À quel âge un chiot arrête-t-il de faire des bêtises ?

Il n'y a pas de date. Les comportements de jeune chiot s'estompent progressivement à mesure que le chien mûrit, mais la maturité arrive plus tôt chez les petits gabarits et plus tard chez les grands, avec de fortes différences d'un individu à l'autre. Ce qui change vraiment la courbe, c'est la constance des règles et la quantité d'activité proposée.

Pourquoi mon chien de six mois semble avoir tout oublié ?

C'est l'adolescence, et c'est déconcertant pour tout le monde. Le rappel se délite, le chien teste des choses acquises depuis longtemps, se montre plus distrait dehors. Rien n'est perdu : les apprentissages sont toujours là, mais moins accessibles quand l'environnement devient plus intéressant que vous. On continue, on facilite, on ne recommence pas de zéro.

Faut-il punir un chiot qui fait des bêtises ?

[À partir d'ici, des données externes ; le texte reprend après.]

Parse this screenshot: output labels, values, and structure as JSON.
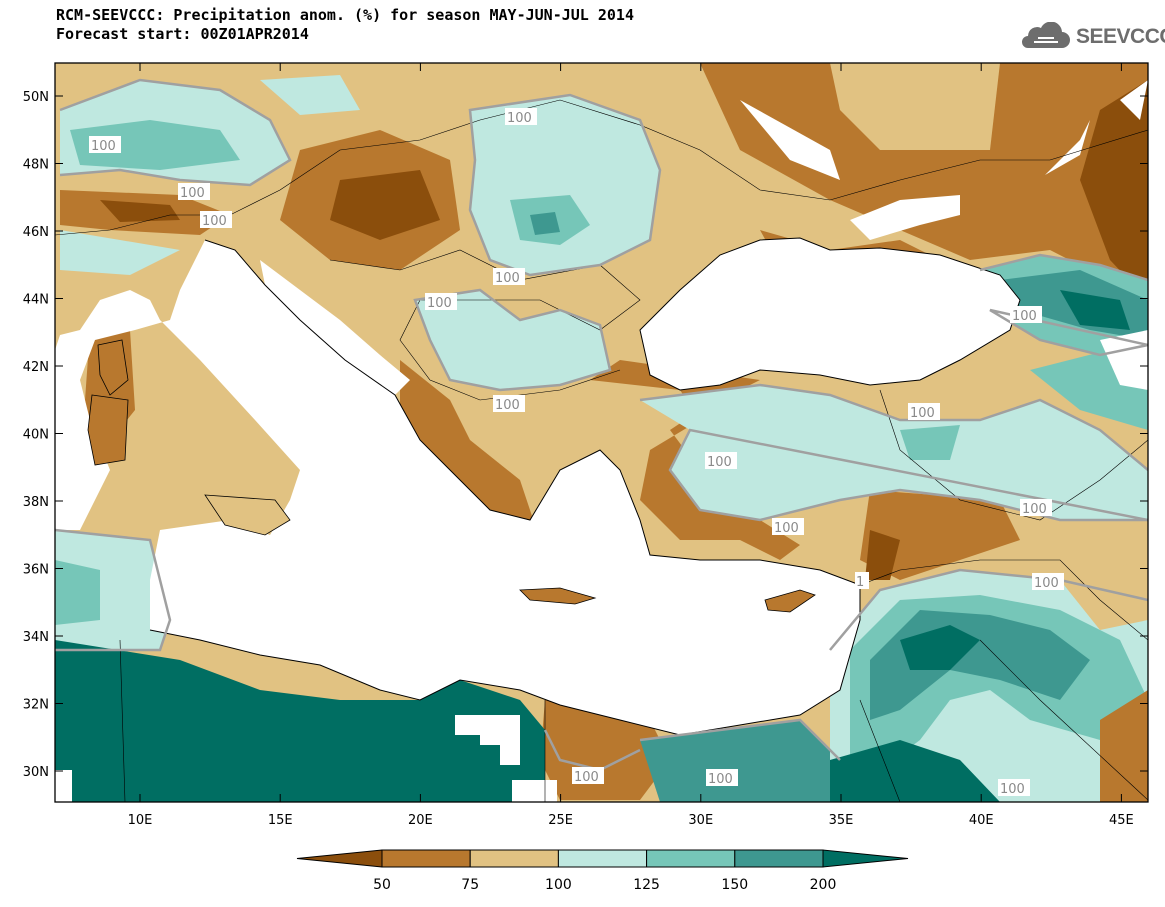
{
  "title_line1": "RCM-SEEVCCC: Precipitation anom. (%) for season MAY-JUN-JUL 2014",
  "title_line2": "Forecast start: 00Z01APR2014",
  "logo": {
    "text": "SEEVCCC",
    "icon": "cloud-logo-icon"
  },
  "map": {
    "lat_labels": [
      "50N",
      "48N",
      "46N",
      "44N",
      "42N",
      "40N",
      "38N",
      "36N",
      "34N",
      "32N",
      "30N"
    ],
    "lon_labels": [
      "10E",
      "15E",
      "20E",
      "25E",
      "30E",
      "35E",
      "40E",
      "45E"
    ],
    "contour_label": "100",
    "contour_label_count": 17
  },
  "colorbar": {
    "ticks": [
      "50",
      "75",
      "100",
      "125",
      "150",
      "200"
    ],
    "colors": [
      "#8b4e0c",
      "#b8782e",
      "#e1c282",
      "#bfe8e0",
      "#76c6b8",
      "#3e9890",
      "#006e62"
    ]
  },
  "colors": {
    "sea": "#ffffff",
    "coast": "#000000",
    "contour": "#a0a0a0"
  }
}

Non, et surtout pas après coup. Un chien ne relie pas une réprimande à un acte commis plus tôt : il comprend seulement que votre retour est désagréable. L'air « coupable » qu'on croit voir est une réponse d'apaisement à votre attitude, pas un aveu. Il est bien plus efficace de gérer l'environnement et de récompenser ce qui vous convient.

Est-ce que la stérilisation calme un chien ?

Elle agit sur des comportements liés aux hormones, comme les fugues d'un mâle attiré par une femelle en chaleurs, mais elle ne rend pas un chien calme et ne remplace aucun apprentissage. Un chien qui manque d'activité ou de repos le restera après l'intervention. C'est une décision médicale à prendre avec votre vétérinaire, au cas par cas.